Les entraîneurs, qui savent exploiter l'instinct de la foule, son
impressionnabilité et sa versatilité, peuvent la porter à des excès
que jamais les individus qui la composent n'auraient commis
isolément; au contraire, quand il a soin par un moment de solitude de
se libérer de la vie grégaire, l'individu se ressaisit; il entend
l'appel de la raison et celui de la conscience; plus il se recueille,
mieux il perçoit la «voix de silence» (1Ro 19:12) qui révèle la
présence de Dieu; il réalise sa personnalité, s'élève par elle
au-dessus de la foule et se rétablit dans la parenté de Dieu qui est
la personne parfaite.

L'histoire abonde ici en enseignements: tandis que la
collectivité dans son orgueil et ses entraînements construit la tour
de Babel (Ge 11), demande le veau d'or (Ex 32), abandonne
Jéhovah pour Baal (1Ro 19:14 etc.), crie sur la place du
prétoire: «Ote, ôte, crucifie!» (Jn 19:15), exalte Paul et
Barnabas comme des divinités et puis les lapide (Ac 14:8-20),
nous voyons Jéhovah distinguer de la foule les héros élus pour lui
servir de témoins et les former à part, in deserto solitudinis
Abraham doit tout quitter pour s'enfoncer dans le désert de Syrie,
marchant par la foi vers un but inconnu (Ge 12:6),

Moïse s'enfuit au désert de Madian où il reçoit la révélation du
Buisson ardent (Ex 3:1),

Élie désespéré se retire au désert où Jéhovah le
réconforte (1Ro 19:4).

La prédication d'Amos, d'Osée, de Jérémie est tout imprégnée des
enseignements que leur a donnés le désert; c'est dans la solitude du
désert de Judée que Jean-Baptiste prend conscience de sa mission de
Précurseur (Mr 1:4); c'est dans le désert où il est conduit par
l'Esprit que Jésus démasque le Tentateur et choisit comme moyen de
rédemption l'obéissance absolue (Mt 4:10); c'est au désert qu'il
se retire pour prier et c'est là qu'il emmène ses disciples pour
qu'ils se reposent (Lu 5:16,Mr 6:31,Jn 11:54).
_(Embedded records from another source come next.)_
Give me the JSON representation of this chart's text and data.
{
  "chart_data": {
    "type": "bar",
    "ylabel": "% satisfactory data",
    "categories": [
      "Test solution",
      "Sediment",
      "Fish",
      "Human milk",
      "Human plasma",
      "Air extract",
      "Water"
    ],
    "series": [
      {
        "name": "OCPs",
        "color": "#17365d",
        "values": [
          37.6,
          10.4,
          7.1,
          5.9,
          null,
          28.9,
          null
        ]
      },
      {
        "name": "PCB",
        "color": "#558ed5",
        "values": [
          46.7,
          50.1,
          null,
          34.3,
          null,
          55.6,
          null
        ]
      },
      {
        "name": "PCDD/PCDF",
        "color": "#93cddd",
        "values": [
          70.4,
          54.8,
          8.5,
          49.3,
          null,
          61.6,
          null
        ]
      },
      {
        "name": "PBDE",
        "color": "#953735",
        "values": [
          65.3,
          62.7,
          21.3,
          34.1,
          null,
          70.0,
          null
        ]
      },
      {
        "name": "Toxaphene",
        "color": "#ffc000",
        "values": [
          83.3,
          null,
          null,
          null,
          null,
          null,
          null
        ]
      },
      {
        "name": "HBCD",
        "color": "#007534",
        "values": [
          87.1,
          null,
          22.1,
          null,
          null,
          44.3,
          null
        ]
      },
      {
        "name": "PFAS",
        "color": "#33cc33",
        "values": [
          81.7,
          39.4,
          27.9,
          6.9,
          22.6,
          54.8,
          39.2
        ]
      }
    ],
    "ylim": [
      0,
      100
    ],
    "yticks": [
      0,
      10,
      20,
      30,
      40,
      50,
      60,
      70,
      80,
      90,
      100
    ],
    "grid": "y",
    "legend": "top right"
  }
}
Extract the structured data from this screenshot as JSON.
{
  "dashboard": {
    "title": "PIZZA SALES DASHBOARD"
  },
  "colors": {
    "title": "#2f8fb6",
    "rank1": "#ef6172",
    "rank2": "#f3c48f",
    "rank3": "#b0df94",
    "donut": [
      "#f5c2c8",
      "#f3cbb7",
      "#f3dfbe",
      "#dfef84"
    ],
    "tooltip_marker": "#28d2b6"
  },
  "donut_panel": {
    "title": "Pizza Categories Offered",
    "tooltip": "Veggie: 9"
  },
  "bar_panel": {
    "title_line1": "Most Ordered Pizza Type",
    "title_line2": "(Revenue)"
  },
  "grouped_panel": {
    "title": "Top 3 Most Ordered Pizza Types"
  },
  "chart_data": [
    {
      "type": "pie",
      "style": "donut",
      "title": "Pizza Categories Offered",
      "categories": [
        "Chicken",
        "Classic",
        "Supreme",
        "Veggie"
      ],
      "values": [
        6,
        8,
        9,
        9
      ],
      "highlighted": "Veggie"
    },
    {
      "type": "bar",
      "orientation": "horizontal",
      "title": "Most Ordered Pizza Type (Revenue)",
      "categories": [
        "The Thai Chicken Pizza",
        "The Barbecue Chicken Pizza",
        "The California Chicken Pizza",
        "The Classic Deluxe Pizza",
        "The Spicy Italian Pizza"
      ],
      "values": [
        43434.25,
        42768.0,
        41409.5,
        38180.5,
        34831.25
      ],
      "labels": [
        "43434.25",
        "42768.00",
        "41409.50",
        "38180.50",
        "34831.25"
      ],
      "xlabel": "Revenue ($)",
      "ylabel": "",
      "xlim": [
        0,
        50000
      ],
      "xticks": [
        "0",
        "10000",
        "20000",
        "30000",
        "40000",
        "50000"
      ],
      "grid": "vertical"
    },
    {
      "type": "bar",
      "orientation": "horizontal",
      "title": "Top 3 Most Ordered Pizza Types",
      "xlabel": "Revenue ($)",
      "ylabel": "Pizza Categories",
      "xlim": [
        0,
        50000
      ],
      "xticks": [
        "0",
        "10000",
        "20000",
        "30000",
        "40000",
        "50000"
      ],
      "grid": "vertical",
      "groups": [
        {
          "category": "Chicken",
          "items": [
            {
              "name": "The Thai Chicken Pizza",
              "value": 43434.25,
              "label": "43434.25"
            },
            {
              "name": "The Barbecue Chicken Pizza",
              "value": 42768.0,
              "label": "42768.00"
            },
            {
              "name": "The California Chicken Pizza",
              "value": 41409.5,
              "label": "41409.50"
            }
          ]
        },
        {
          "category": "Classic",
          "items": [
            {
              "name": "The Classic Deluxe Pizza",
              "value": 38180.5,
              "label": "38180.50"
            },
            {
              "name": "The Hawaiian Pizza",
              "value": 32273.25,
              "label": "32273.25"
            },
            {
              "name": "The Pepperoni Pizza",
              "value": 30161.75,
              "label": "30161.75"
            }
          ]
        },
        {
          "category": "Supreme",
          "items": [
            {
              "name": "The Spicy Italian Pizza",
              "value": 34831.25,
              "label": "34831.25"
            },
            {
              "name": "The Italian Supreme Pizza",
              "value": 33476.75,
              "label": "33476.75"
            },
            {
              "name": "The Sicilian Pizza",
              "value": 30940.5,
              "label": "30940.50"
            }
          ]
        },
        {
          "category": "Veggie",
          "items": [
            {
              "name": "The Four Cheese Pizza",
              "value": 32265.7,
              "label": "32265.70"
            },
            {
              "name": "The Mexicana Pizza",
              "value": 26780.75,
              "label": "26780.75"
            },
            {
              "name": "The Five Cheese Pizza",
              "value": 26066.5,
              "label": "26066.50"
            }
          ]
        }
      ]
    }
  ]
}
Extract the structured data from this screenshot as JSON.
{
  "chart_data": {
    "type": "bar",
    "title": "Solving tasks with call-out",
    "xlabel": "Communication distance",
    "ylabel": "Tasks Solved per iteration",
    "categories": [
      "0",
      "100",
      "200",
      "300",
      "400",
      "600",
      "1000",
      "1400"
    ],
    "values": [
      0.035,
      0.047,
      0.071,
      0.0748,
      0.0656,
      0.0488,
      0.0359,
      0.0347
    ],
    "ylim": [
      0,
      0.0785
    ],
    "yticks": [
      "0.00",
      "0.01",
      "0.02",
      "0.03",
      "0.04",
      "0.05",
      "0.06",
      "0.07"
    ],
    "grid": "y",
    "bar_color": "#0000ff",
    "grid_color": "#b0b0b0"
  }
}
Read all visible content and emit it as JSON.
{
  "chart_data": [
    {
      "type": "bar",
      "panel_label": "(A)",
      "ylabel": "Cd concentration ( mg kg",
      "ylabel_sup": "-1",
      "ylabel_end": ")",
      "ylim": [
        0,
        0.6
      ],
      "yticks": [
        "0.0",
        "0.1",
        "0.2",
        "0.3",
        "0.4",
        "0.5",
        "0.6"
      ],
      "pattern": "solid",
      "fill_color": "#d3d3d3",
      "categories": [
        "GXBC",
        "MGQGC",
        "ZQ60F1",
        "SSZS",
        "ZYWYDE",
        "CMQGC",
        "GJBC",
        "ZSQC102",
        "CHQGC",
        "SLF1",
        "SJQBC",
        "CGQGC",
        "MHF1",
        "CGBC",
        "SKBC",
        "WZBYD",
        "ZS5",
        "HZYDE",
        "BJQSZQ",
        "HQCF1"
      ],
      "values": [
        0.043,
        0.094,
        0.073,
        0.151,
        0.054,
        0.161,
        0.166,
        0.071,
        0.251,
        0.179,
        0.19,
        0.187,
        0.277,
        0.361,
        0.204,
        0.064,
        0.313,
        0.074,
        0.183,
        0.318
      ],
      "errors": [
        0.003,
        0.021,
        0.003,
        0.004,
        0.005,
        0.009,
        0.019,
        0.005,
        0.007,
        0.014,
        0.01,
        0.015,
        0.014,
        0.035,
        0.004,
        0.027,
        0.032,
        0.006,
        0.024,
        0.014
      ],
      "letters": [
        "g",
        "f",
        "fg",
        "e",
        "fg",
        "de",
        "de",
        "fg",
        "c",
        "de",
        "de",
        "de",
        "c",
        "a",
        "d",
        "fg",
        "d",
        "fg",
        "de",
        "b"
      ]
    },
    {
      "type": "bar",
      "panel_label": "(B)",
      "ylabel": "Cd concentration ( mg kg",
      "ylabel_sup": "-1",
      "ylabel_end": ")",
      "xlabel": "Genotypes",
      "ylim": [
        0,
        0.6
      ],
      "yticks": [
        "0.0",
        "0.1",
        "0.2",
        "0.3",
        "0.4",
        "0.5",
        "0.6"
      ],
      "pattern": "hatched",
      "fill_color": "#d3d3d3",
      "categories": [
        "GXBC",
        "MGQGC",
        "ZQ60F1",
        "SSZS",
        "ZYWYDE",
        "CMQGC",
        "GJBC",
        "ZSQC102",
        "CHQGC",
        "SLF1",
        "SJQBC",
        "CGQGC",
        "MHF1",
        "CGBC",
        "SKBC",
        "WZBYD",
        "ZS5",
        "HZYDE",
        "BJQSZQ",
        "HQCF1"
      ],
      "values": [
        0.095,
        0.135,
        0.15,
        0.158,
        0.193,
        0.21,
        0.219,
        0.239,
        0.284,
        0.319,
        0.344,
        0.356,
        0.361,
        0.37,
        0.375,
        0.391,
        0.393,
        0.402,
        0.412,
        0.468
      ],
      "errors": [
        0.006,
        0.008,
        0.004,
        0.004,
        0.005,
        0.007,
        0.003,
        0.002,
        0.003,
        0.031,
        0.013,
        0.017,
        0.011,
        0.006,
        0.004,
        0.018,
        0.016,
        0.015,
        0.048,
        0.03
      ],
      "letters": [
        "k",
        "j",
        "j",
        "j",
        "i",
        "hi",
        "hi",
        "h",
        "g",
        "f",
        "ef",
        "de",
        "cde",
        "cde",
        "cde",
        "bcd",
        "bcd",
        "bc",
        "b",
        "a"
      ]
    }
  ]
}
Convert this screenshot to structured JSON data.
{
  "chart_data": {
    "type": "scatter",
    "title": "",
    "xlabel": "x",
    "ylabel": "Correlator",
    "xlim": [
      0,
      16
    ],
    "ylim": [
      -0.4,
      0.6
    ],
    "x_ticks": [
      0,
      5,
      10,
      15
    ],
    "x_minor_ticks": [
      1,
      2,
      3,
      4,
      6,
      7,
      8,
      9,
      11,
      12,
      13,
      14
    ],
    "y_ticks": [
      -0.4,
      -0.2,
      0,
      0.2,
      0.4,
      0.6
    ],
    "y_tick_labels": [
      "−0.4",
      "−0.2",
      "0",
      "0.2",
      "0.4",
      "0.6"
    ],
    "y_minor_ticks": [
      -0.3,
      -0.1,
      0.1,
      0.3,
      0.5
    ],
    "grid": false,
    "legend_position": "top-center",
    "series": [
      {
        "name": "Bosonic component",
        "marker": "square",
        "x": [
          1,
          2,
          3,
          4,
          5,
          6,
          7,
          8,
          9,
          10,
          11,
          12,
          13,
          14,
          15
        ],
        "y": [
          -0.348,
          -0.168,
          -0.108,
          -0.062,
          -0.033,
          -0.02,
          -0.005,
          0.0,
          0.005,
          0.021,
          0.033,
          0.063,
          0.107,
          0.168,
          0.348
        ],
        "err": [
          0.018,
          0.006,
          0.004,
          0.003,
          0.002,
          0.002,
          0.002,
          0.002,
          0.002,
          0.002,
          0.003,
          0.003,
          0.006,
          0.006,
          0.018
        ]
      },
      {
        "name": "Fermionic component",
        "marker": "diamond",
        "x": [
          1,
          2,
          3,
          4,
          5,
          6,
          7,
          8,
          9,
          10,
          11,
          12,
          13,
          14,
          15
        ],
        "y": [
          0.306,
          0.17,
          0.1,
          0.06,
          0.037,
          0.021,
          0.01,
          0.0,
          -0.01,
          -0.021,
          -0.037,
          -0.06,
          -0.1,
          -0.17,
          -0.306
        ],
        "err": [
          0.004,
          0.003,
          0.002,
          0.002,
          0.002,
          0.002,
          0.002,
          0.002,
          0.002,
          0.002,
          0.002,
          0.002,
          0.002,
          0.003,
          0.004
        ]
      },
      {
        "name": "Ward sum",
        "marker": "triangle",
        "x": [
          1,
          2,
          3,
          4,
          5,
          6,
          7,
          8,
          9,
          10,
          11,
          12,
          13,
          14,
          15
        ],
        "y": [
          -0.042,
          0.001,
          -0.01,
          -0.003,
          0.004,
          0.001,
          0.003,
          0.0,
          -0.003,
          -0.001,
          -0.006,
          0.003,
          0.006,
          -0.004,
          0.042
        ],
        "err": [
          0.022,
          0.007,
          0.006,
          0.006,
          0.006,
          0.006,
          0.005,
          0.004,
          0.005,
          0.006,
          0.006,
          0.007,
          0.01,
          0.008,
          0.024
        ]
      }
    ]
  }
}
C'est dans la
solitude de la nuit de Gethsémané que Jésus consomme son sacrifice
expiatoire: «Cette coupe...qu'il soit fait comme tu veux» (Mr
14:36).

C'est dans le chemin désertique qui va de la Palestine à Damas
que Jésus convertit Saul de Tarse (Ac 9:3), et quand celui-ci,
retourné, se voue à l'apostolat, il se retire d'abord au désert
d'Arabie pour repenser sa théologie et s'affirmer dans sa nouvelle
foi (Ga 1:17).

L'histoire de l'Église primitive et de celle du Moyen âge est
toute remplie des retraites au désert; et si les saints qui ont fait
de la solitude le but de leur vie terrestre se sont trompés, ceux qui
sont venus de cette solitude pour parler à l'Église ont été parmi ses
plus grands régénérateurs. Avant que le jansénisme des solitaires de
Port-Royal nous eût donné Pascal, la Réforme était sortie d'une
cellule de moine.

Ce qui fait la faiblesse de l'Église contemporaine, c'est que
dans la fièvre de la vie moderne on n'y retrouve plus de solitude. Or
la parole que le prophète Osée met dans la bouche de Jéhovah demeure
vraie pour tous les temps: «Je l'attirerai au désert, et là je
parlerai à son coeur».--Voir (Os 2:14) Regard, Silence. Alex. W.